The Court prohibited Brian from taking any further action that would disrupt the sale of his mother’s property as initiated by the Estate Trustee. In arriving at its decision, the Court noted the following:
- The will empowered the Estate Trustee with the “power to sell property at such times and in such manner as the estate trustee sees fit”.
- The Estate Administration Act does not limit the scope of a trustee’s power by requiring a property to vest after a specific period of time.
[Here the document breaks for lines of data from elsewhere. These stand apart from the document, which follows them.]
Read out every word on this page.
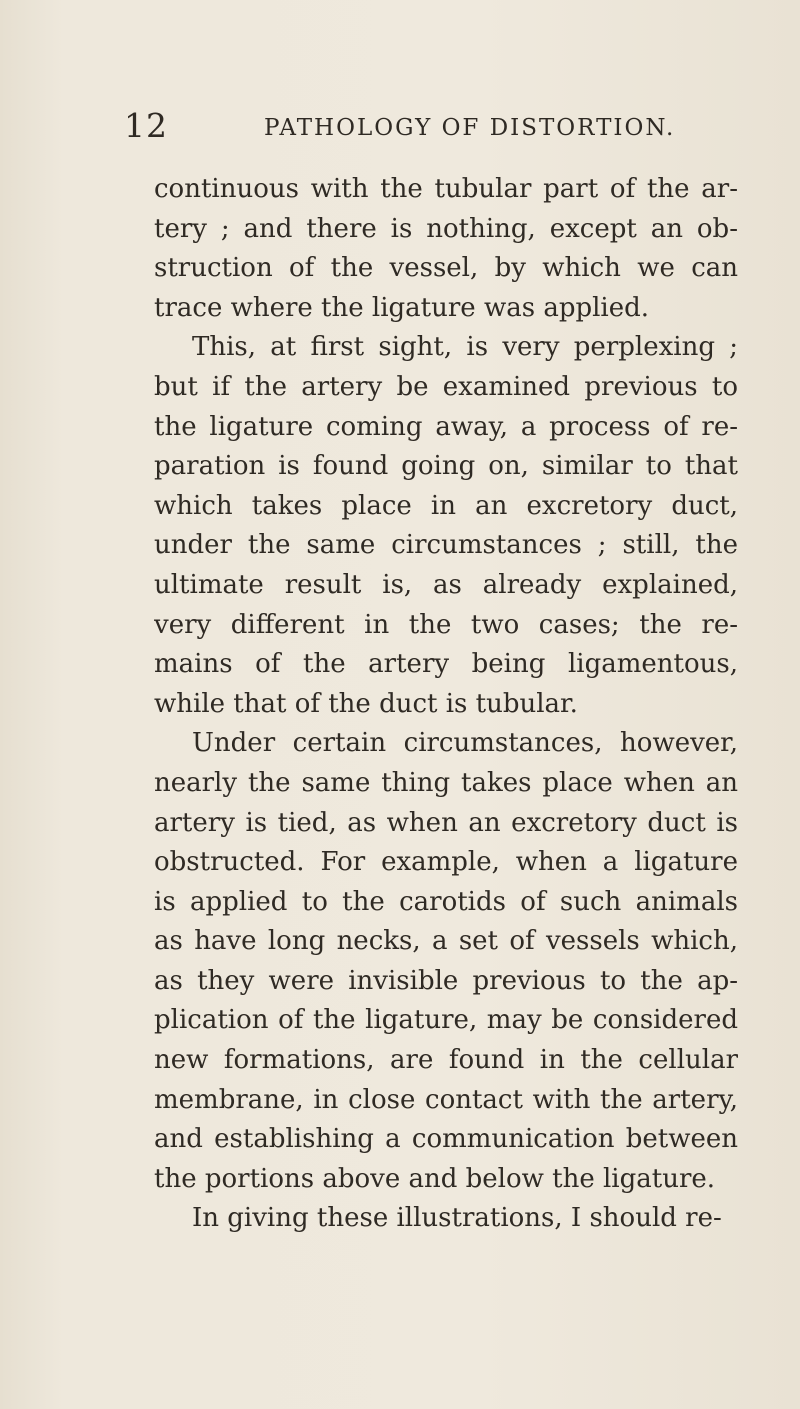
12	PATHOLOGY OF DISTORTION.
continuous with the tubular part of the ar-
tery ; and there is nothing, except an ob-
struction of the vessel, by which we can
trace where the ligature was applied.
This, at first sight, is very perplexing ;
but if the artery be examined previous to
the ligature coming away, a process of re-
paration is found going on, similar to that
which takes place in an excretory duct,
under the same circumstances ; still, the
ultimate result is, as already explained,
very different in the two cases; the re-
mains of the artery being ligamentous,
while that of the duct is tubular.
Under certain circumstances, however,
nearly the same thing takes place when an
artery is tied, as when an excretory duct is
obstructed. For example, when a ligature
is applied to the carotids of such animals
as have long necks, a set of vessels which,
as they were invisible previous to the ap-
plication of the ligature, may be considered
new formations, are found in the cellular
membrane, in close contact with the artery,
and establishing a communication between
the portions above and below the ligature.
In giving these illustrations, I should re-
Rather, it was intended to give estate trustees additional powers so long as those powers do not conflict with the provisions of the will.
- The August 11, 2022 Order of the Honourable Justice Dietrich declared that the property of the Estate was vested in the replacement Estate Trustee.
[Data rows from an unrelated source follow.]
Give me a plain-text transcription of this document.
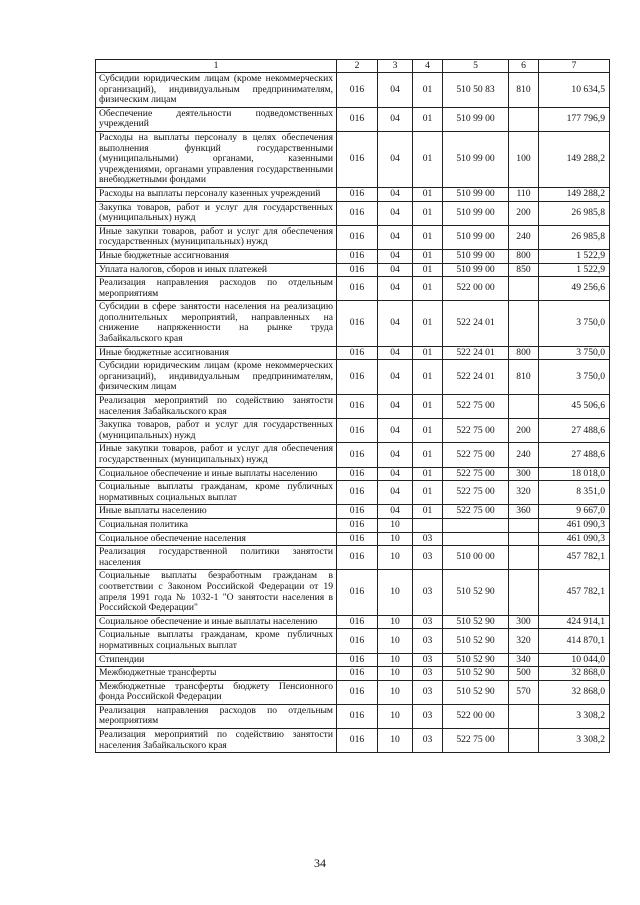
1	2	3	4	5	6	7
Субсидии юридическим лицам (кроме некоммерческих организаций), индивидуальным предпринимателям, физическим лицам	016	04	01	510 50 83	810	10 634,5
Обеспечение деятельности подведомственных учреждений	016	04	01	510 99 00		177 796,9
Расходы на выплаты персоналу в целях обеспечения выполнения функций государственными (муниципальными) органами, казенными учреждениями, органами управления государственными внебюджетными фондами	016	04	01	510 99 00	100	149 288,2
Расходы на выплаты персоналу казенных учреждений	016	04	01	510 99 00	110	149 288,2
Закупка товаров, работ и услуг для государственных (муниципальных) нужд	016	04	01	510 99 00	200	26 985,8
Иные закупки товаров, работ и услуг для обеспечения государственных (муниципальных) нужд	016	04	01	510 99 00	240	26 985,8
Иные бюджетные ассигнования	016	04	01	510 99 00	800	1 522,9
Уплата налогов, сборов и иных платежей	016	04	01	510 99 00	850	1 522,9
Реализация направления расходов по отдельным мероприятиям	016	04	01	522 00 00		49 256,6
Субсидии в сфере занятости населения на реализацию дополнительных мероприятий, направленных на снижение напряженности на рынке труда Забайкальского края	016	04	01	522 24 01		3 750,0
Иные бюджетные ассигнования	016	04	01	522 24 01	800	3 750,0
Субсидии юридическим лицам (кроме некоммерческих организаций), индивидуальным предпринимателям, физическим лицам	016	04	01	522 24 01	810	3 750,0
Реализация мероприятий по содействию занятости населения Забайкальского края	016	04	01	522 75 00		45 506,6
Закупка товаров, работ и услуг для государственных (муниципальных) нужд	016	04	01	522 75 00	200	27 488,6
Иные закупки товаров, работ и услуг для обеспечения государственных (муниципальных) нужд	016	04	01	522 75 00	240	27 488,6
Социальное обеспечение и иные выплаты населению	016	04	01	522 75 00	300	18 018,0
Социальные выплаты гражданам, кроме публичных нормативных социальных выплат	016	04	01	522 75 00	320	8 351,0
Иные выплаты населению	016	04	01	522 75 00	360	9 667,0
Социальная политика	016	10				461 090,3
Социальное обеспечение населения	016	10	03			461 090,3
Реализация государственной политики занятости населения	016	10	03	510 00 00		457 782,1
Социальные выплаты безработным гражданам в соответствии с Законом Российской Федерации от 19 апреля 1991 года № 1032-1 "О занятости населения в Российской Федерации"	016	10	03	510 52 90		457 782,1
Социальное обеспечение и иные выплаты населению	016	10	03	510 52 90	300	424 914,1
Социальные выплаты гражданам, кроме публичных нормативных социальных выплат	016	10	03	510 52 90	320	414 870,1
Стипендии	016	10	03	510 52 90	340	10 044,0
Межбюджетные трансферты	016	10	03	510 52 90	500	32 868,0
Межбюджетные трансферты бюджету Пенсионного фонда Российской Федерации	016	10	03	510 52 90	570	32 868,0
Реализация направления расходов по отдельным мероприятиям	016	10	03	522 00 00		3 308,2
Реализация мероприятий по содействию занятости населения Забайкальского края	016	10	03	522 75 00		3 308,2
34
- The May 24, 2023 Order of the Honourable Justice Gilmore ordered Brian to provide vacant possession of the property to the replacement Estate Trustee in order to facilitate its sale.
- The replacement Estate Trustee’s title was not contested before the Court.
- Brian removed the caution he placed on the property before the hearing in order to avoid the hearing and to avoid costs from accruing.
The Court further stated that the Estate Trustee’s Affidavit made it abundantly clear that “extraordinary efforts” were undertaken by the Estate Trustee to accommodate Brian. He was provided ample opportunity to advance his interest in the home but it was clear he simply wanted to prevent the sale from closing. The Court notes that the excess cost of administration may be claimed to have been caused by Brian’s behaviour – which is substantial and material in the context of the Estate.
Ultimately, the Court prohibited Brian from registering any document or interest on title to the property except with leave of the court obtained on notice to Gordon and the replacement Estate Trustee. The Court also used its discretion to award costs under s. 131 of the Courts of Justice Act and ordered Brian to pay the Estate Trustee’s costs personally on a full indemnity basis for taking “frivolous and vexatious steps to stop a transaction without lawful excuse”.
This case leaves readers with two key takeaways:
- It is of utmost importance to have clearly worded wills and in particular that the scope of an estate trustees powers are set out and,
- Beneficiaries who fail to cooperate in the administration of an estate can face serious cost consequences.